Lors d’une conférence de presse organisée lundi 3 décembre, la mission d’observation internationale à laquelle nous avons participé a conclu à la transparence et à la sincérité du vote. C’est sur ce bilan que nous avons achevé notre tâche.
Mais la démocratie ne saurait se réduire à la seule maîtrise technique des procédures électorales. En République, et l’histoire de France depuis le siècle des Lumières nous le montre, la démocratie est un processus complexe d’émancipation individuelle et collective, débouchant notamment sur un consentement réciproque entre le peuple exerçant sa souveraineté et l’État représentant l’autorité politique. De ce point de vue, le résultat du référendum, mettant en échec l’initiative de la présidence de la République, affirme paradoxalement la maturité civique du Venezuela, consolide ce consentement réciproque et installe durablement la légitimité d’un système constitutionnel démocratique et d’une pratique désormais incontestables. C’est sous la présidence de Hugo Chavez que cette avancée démocratique a été réalisée.
Lorsque l’on constate un recul de la démocratie quelque part dans le monde, c’est toute la démocratie qui recule, et il est du devoir de la presse - instrument essentiel de la démocratie - d’en informer l’opinion publique mondiale, et d’en désigner les responsables.
Lorsqu’au contraire la démocratie progresse comme elle le fait au Venezuela, ce sont les peuples du monde qui en profitent, et la poursuite obstinée du dénigrement apparaît dès lors comme un acte irresponsable et insupportable pour tous les démocrates.

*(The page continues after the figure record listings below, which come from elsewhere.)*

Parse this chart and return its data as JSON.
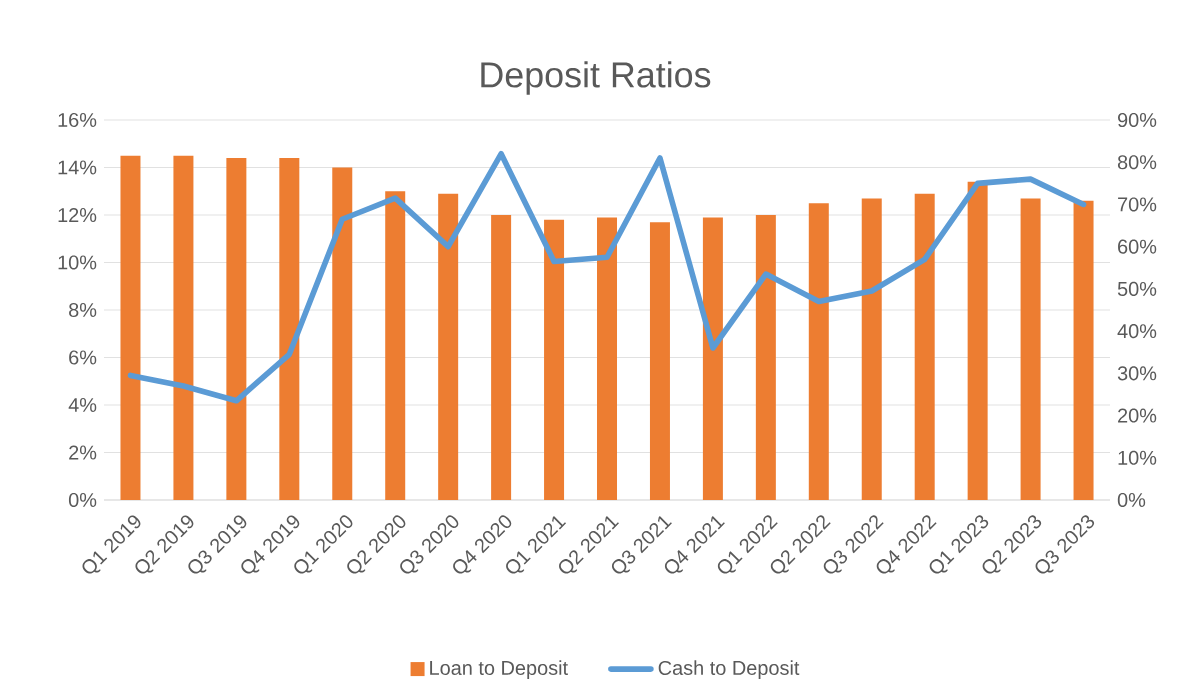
{
  "chart_data": {
    "type": "bar",
    "title": "Deposit Ratios",
    "categories": [
      "Q1 2019",
      "Q2 2019",
      "Q3 2019",
      "Q4 2019",
      "Q1 2020",
      "Q2 2020",
      "Q3 2020",
      "Q4 2020",
      "Q1 2021",
      "Q2 2021",
      "Q3 2021",
      "Q4 2021",
      "Q1 2022",
      "Q2 2022",
      "Q3 2022",
      "Q4 2022",
      "Q1 2023",
      "Q2 2023",
      "Q3 2023"
    ],
    "series": [
      {
        "name": "Loan to Deposit",
        "color": "#ed7d31",
        "values": [
          14.5,
          14.5,
          14.4,
          14.4,
          14.0,
          13.0,
          12.9,
          12.0,
          11.8,
          11.9,
          11.7,
          11.9,
          12.0,
          12.5,
          12.7,
          12.9,
          13.4,
          12.7,
          12.6
        ]
      },
      {
        "name": "Cash to Deposit",
        "type": "line",
        "axis": "y2",
        "color": "#5b9bd5",
        "values": [
          29.5,
          27,
          23.5,
          34.5,
          66.5,
          71.5,
          60,
          82,
          56.5,
          57.5,
          81,
          36,
          53.5,
          47,
          49.5,
          57,
          75,
          76,
          70
        ]
      }
    ],
    "ylim": [
      0,
      16
    ],
    "yticks": [
      {
        "value": 0,
        "label": "0%"
      },
      {
        "value": 2,
        "label": "2%"
      },
      {
        "value": 4,
        "label": "4%"
      },
      {
        "value": 6,
        "label": "6%"
      },
      {
        "value": 8,
        "label": "8%"
      },
      {
        "value": 10,
        "label": "10%"
      },
      {
        "value": 12,
        "label": "12%"
      },
      {
        "value": 14,
        "label": "14%"
      },
      {
        "value": 16,
        "label": "16%"
      }
    ],
    "y2lim": [
      0,
      90
    ],
    "y2ticks": [
      {
        "value": 0,
        "label": "0%"
      },
      {
        "value": 10,
        "label": "10%"
      },
      {
        "value": 20,
        "label": "20%"
      },
      {
        "value": 30,
        "label": "30%"
      },
      {
        "value": 40,
        "label": "40%"
      },
      {
        "value": 50,
        "label": "50%"
      },
      {
        "value": 60,
        "label": "60%"
      },
      {
        "value": 70,
        "label": "70%"
      },
      {
        "value": 80,
        "label": "80%"
      },
      {
        "value": 90,
        "label": "90%"
      }
    ],
    "grid": "y",
    "legend": "bottom",
    "marker": "none",
    "line_style": "solid"
  }
}
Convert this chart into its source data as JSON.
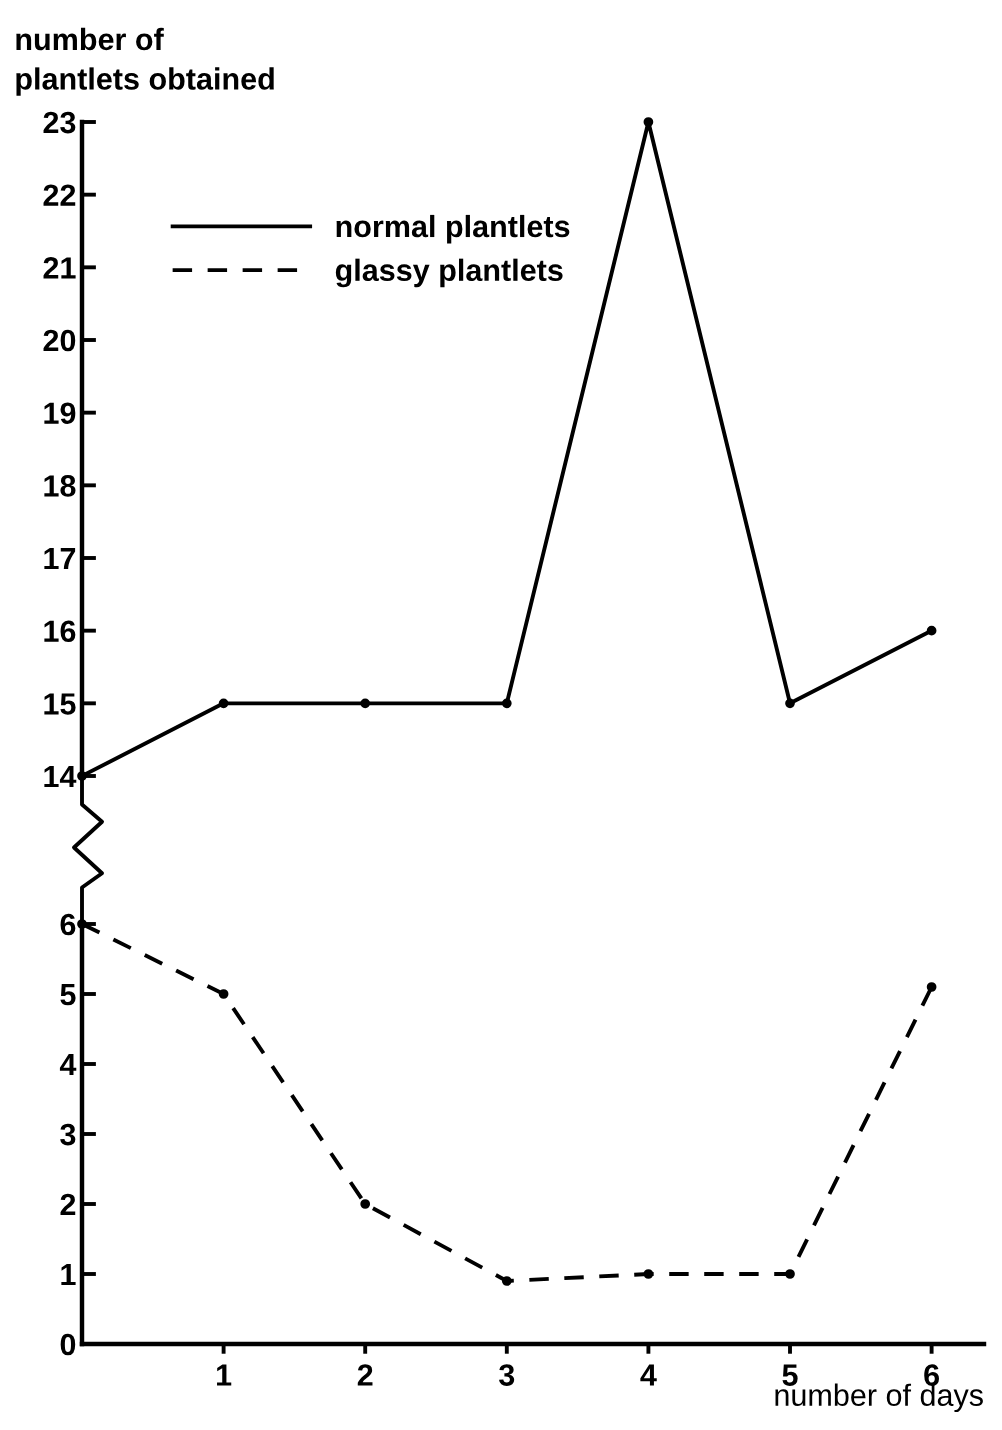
{
  "chart_data": [
    {
      "type": "line",
      "ylabel": "number of\nplantlets obtained",
      "x": [
        0,
        1,
        2,
        3,
        4,
        5,
        6
      ],
      "ylim": [
        14,
        23
      ],
      "yticks": [
        14,
        15,
        16,
        17,
        18,
        19,
        20,
        21,
        22,
        23
      ],
      "tick_labels": "y",
      "legend": "top left",
      "marker": "circle",
      "grid": false,
      "series": [
        {
          "name": "normal plantlets",
          "color": "#000000",
          "line_style": "solid",
          "values": [
            14,
            15,
            15,
            15,
            23,
            15,
            16
          ]
        }
      ]
    },
    {
      "type": "line",
      "xlabel": "number of days",
      "x": [
        0,
        1,
        2,
        3,
        4,
        5,
        6
      ],
      "xlim": [
        0,
        6.37
      ],
      "xticks": [
        1,
        2,
        3,
        4,
        5,
        6
      ],
      "ylim": [
        0,
        6
      ],
      "yticks": [
        0,
        1,
        2,
        3,
        4,
        5,
        6
      ],
      "marker": "circle",
      "grid": false,
      "series": [
        {
          "name": "glassy plantlets",
          "color": "#000000",
          "line_style": "dashed",
          "values": [
            6,
            5,
            2,
            0.9,
            1,
            1,
            5.1
          ]
        }
      ]
    }
  ]
}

Qu’un débat contradictoire ait lieu sur le programme politique de Hugo Chavez souhaitant jeter les bases d’un « socialisme du XXIe siècle », cela est parfaitement légitime, mais il est inacceptable que ce débat contradictoire conduise à une négation injuste et périlleuse de l’avancée démocratique en cours au Venezuela. C’est la démocratie tout entière qui risquerait d’y perdre beaucoup.
(1) Le CNE est l’instance du pouvoir électoral, une institution à part entière dans le système politique vénézuélien, au même titre que les pouvoirs exécutif, législatifet judiciaire.
(*) Obey Ament, membre du comité directeur de l’Institut de documentation et de recherche sur la paix ; Anne Delbende, étudiante syndicaliste ; Catherine Gégout, conseillère de Paris ; Jean-François Tealdi, journaliste syndicaliste ; Nicolas Voisin, maire-adjoint à Montreuil.